The illusion of a living, barely-breathing city is further captured through excellent voice acting and overheard dialogue. Stalking the streets, you’ll encounter plenty of downtrodden locals and shady fellows, again bearing exaggerated features that heighten their emotions and (often dastardly) natures. If the game falls down anywhere, it’s in the conclusion to its story; despite being detailed in its execution, the plot never builds to as grand a conclusion as the preceding twelve or so hours of gameplay deserve.But measuring Dishonored by its conclusion or length is to miss the game’s greatest strengths. The best stories in this universe will be the ones shared with your mates as you discuss past battle plans, only to realise you’ve all approached the same objective in wildly different ways. As for length, you could feasibly play the game dozens of times and have a significantly different experience each time. And play it multiple times you most certainly will; Dishonored is one of the most compellingly replayable games in recent times, and there’s not much higher praise one can give than that.

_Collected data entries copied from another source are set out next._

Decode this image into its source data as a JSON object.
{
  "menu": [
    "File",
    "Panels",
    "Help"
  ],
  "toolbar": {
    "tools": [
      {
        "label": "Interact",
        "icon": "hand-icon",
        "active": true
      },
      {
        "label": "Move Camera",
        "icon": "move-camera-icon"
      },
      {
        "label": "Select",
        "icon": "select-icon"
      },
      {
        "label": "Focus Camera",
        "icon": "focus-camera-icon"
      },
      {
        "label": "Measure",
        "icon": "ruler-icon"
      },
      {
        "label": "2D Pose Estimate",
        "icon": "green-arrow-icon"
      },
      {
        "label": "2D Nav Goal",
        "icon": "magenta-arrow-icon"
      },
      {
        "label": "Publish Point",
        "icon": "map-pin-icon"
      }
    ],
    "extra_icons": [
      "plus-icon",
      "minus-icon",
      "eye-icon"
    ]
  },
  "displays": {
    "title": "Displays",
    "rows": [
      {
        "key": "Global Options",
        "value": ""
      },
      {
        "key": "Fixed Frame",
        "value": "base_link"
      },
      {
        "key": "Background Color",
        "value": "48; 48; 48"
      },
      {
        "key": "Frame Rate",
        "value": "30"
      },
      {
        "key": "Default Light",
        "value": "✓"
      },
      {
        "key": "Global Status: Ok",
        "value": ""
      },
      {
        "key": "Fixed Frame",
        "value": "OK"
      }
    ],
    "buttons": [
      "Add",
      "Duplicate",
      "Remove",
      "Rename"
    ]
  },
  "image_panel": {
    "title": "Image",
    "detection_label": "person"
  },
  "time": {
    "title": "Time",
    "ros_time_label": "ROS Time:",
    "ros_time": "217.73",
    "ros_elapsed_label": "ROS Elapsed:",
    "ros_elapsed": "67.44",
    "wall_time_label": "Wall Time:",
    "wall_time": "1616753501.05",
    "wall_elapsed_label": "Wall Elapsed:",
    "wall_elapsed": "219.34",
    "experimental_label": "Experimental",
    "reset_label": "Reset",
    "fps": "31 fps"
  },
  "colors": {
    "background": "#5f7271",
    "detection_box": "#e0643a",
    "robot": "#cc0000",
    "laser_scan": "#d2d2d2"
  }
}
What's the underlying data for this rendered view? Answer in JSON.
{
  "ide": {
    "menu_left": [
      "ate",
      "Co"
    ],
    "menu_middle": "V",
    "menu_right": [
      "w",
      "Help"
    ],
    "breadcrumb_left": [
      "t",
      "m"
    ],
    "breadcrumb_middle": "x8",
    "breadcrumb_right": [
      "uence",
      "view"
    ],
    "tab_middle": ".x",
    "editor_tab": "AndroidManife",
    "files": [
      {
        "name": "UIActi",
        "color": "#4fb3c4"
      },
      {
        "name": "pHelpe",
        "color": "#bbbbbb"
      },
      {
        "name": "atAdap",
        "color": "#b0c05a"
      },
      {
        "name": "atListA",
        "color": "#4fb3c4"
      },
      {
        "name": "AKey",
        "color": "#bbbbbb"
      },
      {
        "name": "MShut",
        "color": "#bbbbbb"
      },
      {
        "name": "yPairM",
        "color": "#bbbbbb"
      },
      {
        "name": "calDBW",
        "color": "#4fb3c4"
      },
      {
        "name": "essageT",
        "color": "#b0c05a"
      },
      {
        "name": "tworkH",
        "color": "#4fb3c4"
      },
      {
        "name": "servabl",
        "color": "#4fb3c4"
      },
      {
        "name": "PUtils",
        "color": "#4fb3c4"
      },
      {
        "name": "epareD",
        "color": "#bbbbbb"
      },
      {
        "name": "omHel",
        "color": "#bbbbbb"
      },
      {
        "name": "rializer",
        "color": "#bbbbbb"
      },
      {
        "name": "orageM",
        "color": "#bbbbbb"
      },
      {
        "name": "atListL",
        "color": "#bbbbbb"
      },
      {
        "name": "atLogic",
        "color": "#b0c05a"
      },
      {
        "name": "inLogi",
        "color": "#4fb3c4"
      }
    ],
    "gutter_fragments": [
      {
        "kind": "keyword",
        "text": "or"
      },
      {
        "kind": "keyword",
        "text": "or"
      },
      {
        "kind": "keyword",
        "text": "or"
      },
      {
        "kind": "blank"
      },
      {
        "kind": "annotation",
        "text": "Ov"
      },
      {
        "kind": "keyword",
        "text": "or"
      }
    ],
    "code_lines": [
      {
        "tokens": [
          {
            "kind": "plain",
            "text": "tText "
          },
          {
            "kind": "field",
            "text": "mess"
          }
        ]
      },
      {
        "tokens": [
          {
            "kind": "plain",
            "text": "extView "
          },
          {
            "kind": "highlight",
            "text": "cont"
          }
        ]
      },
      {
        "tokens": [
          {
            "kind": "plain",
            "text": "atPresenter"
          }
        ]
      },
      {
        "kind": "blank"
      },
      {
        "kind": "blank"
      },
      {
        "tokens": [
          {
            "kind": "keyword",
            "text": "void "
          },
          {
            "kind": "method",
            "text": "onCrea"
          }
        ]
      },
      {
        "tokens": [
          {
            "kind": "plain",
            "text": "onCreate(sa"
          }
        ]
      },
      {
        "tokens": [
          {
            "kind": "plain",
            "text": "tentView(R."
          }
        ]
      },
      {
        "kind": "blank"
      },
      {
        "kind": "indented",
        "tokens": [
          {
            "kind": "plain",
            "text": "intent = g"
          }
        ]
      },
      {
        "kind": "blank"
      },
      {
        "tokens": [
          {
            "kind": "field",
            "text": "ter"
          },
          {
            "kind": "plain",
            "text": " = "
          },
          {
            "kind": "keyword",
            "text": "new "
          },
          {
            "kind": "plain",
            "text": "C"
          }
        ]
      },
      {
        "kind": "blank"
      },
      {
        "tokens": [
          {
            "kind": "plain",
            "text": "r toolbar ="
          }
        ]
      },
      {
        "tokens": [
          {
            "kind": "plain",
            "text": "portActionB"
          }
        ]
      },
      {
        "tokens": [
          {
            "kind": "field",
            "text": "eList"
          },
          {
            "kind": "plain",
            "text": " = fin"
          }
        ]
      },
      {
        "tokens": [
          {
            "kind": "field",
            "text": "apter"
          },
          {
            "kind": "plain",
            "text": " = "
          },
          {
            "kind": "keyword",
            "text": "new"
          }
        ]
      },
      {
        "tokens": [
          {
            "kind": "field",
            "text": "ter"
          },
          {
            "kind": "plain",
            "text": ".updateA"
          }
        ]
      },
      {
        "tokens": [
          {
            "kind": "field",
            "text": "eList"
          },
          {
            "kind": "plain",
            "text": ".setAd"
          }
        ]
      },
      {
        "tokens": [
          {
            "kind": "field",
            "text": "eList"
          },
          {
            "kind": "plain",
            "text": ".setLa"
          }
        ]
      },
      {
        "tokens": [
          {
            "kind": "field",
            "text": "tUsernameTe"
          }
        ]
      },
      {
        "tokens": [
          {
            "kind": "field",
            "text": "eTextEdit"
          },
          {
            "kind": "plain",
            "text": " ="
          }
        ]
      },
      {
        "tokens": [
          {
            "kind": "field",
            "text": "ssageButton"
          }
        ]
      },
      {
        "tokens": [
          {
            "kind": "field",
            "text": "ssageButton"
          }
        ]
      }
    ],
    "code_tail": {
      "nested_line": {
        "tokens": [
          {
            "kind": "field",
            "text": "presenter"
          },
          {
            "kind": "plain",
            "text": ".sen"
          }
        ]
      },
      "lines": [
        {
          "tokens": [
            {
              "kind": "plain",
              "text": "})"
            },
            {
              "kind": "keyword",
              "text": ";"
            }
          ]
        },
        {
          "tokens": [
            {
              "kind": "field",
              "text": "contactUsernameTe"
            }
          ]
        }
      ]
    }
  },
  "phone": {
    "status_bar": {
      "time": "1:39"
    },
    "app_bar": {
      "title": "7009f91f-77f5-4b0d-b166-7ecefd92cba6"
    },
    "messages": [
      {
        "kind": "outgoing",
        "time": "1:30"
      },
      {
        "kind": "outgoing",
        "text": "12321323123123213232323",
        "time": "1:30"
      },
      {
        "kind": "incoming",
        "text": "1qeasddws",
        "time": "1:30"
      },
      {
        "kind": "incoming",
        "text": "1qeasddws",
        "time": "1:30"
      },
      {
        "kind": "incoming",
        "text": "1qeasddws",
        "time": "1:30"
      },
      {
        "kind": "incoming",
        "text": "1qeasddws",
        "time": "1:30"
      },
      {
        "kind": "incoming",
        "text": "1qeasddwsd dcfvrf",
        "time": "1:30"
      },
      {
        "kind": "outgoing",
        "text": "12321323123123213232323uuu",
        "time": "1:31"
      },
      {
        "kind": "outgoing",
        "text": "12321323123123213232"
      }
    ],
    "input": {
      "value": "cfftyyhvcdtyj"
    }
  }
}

Dishonored ticks every box a great game should. Imaginative, addictive, fun, beautiful and replayable, it’s one of the best-executed games we’ve had the pleasure of reviewing for some time. We’re reaching the twilight years of this gaming generation now, but Dishonored proves there’s life in the old dog yet. We’d be shocked if this doesn’t spark the start of a very popular new franchise, and you’d do well to get in on the adventure as soon as you possibly can.